ITER-RETGEN shows that iteratively using generated responses as retrieval queries substantially improves performance on multi-hop reasoning and fact verification. Generation acts as both answer producer and information-need clarifier, surfacing implicit gaps that the original query missed.
Reasoning LLMs exhibit two reinforcing failures: wandering (invalid exploration) and underthinking (premature path-switching). Decoding-level interventions like thought-switching penalties improve accuracy without fine-tuning, suggesting viable solutions exist but are abandoned prematurely.
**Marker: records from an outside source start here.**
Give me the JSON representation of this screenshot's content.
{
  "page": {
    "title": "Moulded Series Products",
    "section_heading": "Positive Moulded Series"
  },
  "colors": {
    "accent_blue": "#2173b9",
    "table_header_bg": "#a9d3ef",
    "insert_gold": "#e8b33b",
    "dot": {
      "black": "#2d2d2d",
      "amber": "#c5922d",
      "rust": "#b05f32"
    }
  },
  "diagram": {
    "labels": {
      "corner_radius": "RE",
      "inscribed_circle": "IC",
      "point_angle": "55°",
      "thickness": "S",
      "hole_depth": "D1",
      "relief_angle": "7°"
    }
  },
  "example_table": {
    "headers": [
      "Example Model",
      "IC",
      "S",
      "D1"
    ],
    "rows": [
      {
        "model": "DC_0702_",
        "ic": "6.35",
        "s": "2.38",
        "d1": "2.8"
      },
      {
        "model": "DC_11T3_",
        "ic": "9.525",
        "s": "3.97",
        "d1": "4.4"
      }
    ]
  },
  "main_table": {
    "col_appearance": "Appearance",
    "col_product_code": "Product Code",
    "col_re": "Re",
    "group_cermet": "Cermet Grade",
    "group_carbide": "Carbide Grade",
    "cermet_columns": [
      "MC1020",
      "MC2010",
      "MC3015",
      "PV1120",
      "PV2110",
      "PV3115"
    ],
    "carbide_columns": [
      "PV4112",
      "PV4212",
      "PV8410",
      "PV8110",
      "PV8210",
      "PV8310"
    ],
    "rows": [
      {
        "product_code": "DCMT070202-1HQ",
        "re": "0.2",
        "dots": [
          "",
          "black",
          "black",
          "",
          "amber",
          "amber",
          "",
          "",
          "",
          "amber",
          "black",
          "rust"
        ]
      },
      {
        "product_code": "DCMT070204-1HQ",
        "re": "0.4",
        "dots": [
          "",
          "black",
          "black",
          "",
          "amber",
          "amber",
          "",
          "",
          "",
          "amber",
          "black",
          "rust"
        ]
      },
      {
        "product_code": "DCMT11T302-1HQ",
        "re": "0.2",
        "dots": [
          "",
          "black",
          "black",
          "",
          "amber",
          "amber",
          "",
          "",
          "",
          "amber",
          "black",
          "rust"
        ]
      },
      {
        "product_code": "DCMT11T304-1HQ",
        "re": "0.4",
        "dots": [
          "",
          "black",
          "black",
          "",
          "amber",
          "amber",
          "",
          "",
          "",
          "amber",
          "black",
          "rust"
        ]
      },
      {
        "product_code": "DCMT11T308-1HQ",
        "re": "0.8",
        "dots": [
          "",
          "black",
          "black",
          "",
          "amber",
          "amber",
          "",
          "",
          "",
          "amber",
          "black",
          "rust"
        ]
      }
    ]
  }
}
Stream of Search pretraining, which represents exploration and backtracking as serialized strings, achieves 25% higher accuracy than optimal-trajectory-only training. Models learn internal world models for search and adaptive strategies rather than fixed external methods.
Prompting models that their reasoning is monitored has no effect on hint omission rates. This suggests CoT generation is not modulated by perceived social context, ruling out prompt-engineering fixes and certain safety monitoring assumptions.
DoT prompting separates subjectivity assessment, contrastive reasoning, and schema analysis to achieve 10%+ improvement over zero-shot ChatGPT. Expert evaluators rated the resulting explanations as clinically useful for case formulation.